A geral indica que a luta pela vitória, apesar de não estar fechada para os 8 primeiros (pode sempre existir uma surpresa) está cada vez mais reduzida ao nível de probabilidades (medidas através das prestações dos ciclistas). Nairo Quintana e Ilnur Zakarin (5º) parecem-me neste momento os únicos ciclistas com capacidades para anular a diferença que possuem para Tom Dumoulin.
A luta por um lugar no pódio está ao rubro. Todos os segundos contarão para definir a batalha que se irá travar de Pinot até Domenico Pozzovivo. Não acredito que Jungels e Kruisjwijk consigam intrometer-se nesta luta.

Outras classificações

Nota prévia

André Greipel “pôs o violino da choradeira no saco” e abandonou o Giro. Sem etapas que favoreçam as suas características e\ou o seu grau de resistência a 2ªs categorias (a etapa de amanhã), o alemão decidiu rumar a outras paragens. Terá que melhorar imenso se quiser ser feliz no Tour. No Giro, os sprinters presentes (Gaviria, Bennett, Ferrari, Maresczko, Caleb Ewan) foram uma brincadeira se comparados com a elite (Sagan, Cavendish, Degenkolb, Kittel, Michael Matthews, Arnaud Demare, Bouhani, Van Avermaet) que decerto irá cair na prova francesa. Se perdeu 4 para Gaviria no Giro, o alemão terá que melhorar muito se quiser disputar sprints no Tour.

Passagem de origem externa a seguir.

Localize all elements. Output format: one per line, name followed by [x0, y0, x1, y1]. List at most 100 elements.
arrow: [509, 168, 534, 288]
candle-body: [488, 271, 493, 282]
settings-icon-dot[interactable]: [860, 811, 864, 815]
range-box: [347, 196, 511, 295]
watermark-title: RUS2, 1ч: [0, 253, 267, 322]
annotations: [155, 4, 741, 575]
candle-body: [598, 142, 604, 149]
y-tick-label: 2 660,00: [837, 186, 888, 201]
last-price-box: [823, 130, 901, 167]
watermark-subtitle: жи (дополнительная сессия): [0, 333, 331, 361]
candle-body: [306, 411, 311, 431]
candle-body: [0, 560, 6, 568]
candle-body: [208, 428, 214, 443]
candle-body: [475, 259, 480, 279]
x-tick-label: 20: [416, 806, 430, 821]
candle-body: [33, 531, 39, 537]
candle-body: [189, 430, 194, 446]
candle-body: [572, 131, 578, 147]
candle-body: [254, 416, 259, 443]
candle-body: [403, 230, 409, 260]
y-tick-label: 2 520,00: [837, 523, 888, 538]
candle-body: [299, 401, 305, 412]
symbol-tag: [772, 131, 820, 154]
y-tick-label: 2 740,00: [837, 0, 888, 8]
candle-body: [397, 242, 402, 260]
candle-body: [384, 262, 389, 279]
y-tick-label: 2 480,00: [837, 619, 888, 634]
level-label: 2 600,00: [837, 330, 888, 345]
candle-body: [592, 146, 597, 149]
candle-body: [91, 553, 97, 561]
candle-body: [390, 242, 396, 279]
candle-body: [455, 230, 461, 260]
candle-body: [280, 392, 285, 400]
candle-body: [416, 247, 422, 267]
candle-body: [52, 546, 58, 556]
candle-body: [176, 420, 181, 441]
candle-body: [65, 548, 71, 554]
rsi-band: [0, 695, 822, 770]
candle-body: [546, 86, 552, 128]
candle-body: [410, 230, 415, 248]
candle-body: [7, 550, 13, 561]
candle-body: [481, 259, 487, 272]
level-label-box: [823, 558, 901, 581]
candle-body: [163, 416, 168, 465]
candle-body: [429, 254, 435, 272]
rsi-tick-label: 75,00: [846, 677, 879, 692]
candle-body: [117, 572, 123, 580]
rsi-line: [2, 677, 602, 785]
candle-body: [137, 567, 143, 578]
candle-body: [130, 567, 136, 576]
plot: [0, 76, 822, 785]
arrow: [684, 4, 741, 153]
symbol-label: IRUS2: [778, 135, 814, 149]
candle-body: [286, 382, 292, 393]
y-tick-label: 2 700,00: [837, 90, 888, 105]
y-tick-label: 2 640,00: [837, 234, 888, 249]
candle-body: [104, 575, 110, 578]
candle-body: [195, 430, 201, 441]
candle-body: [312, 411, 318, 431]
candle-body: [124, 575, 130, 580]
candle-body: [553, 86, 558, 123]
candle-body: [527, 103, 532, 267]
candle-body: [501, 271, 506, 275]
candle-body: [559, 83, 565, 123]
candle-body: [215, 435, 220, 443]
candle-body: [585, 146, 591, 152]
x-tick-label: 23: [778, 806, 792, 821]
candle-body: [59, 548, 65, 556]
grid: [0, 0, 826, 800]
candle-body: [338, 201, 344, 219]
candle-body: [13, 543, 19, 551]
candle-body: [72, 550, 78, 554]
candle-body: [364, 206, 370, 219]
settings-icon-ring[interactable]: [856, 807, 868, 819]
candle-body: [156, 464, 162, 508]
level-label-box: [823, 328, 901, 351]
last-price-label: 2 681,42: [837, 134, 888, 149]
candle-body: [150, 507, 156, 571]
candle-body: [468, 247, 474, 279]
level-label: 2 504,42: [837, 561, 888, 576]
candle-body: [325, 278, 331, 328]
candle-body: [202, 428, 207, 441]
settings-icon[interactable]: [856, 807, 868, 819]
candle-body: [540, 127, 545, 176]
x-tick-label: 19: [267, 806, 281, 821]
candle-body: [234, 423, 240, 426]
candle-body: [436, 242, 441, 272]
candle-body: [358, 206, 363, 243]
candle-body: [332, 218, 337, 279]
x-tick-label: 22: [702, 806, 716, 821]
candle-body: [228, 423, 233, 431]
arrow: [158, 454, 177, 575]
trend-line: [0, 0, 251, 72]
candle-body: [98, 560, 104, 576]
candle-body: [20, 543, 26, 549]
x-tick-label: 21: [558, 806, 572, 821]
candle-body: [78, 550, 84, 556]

Pontos\Regularidade – Fernando Gaviria continua a sua tranquila caminhada para Milão com 123 pontos de vantagem para Jasper Stuyven da Trek.

Montanha – Os 35 pontos somados por Tom Dumoulin no alto de Oropa permitem ao holandês ascender à liderança desta categoria com 51 pontos. Omar Fraile não se fez ao piso. Continua com 49 pontos. Jan Polanc (UAE) andou por perto da frente na subida final mas não marcou qualquer ponto. O esloveno continua na 3ª posição com 46 pontos. Amanhã é um bom dia para Fraille e Polanc entrarem numa fuga para colherem pontos nas categorias estacionadas no final da etapa. Nairo Quintana é 4º com 44 pontos. Ilnur Zakarin é 5º com 37.

Sprints intermédios – Pavel Brutt (Gazprom) continua a liderar com 44 pontos, mais 5 que Daniel Teklehaimanot.

Combatividade – Fernando Gaviria continua a liderar o prémio da combatividade com 52 pontos, mais 19 que Jasper Stuyven.

Juventude – Bob Jungels perdeu tempo para Adam Yates (Orica) e Davide Formolo (Cannondale). O luxemburguês tem agora 2:15 de vantagem para o britânico da formação australiana e 2:27 para o italiano da Cannondale. Formolo caiu portanto para a 3ª posição em virtude do tempo perdido para Yates. Jan Polanc da UAE está na 4ª posição a 3:43m.

Por equipas – A Movistar aumentou em 24 segundos a vantagem (3:54) para a Astana e em cerca de 1 minuto a vantagem para a 3ª classificada, a UAE (10:21).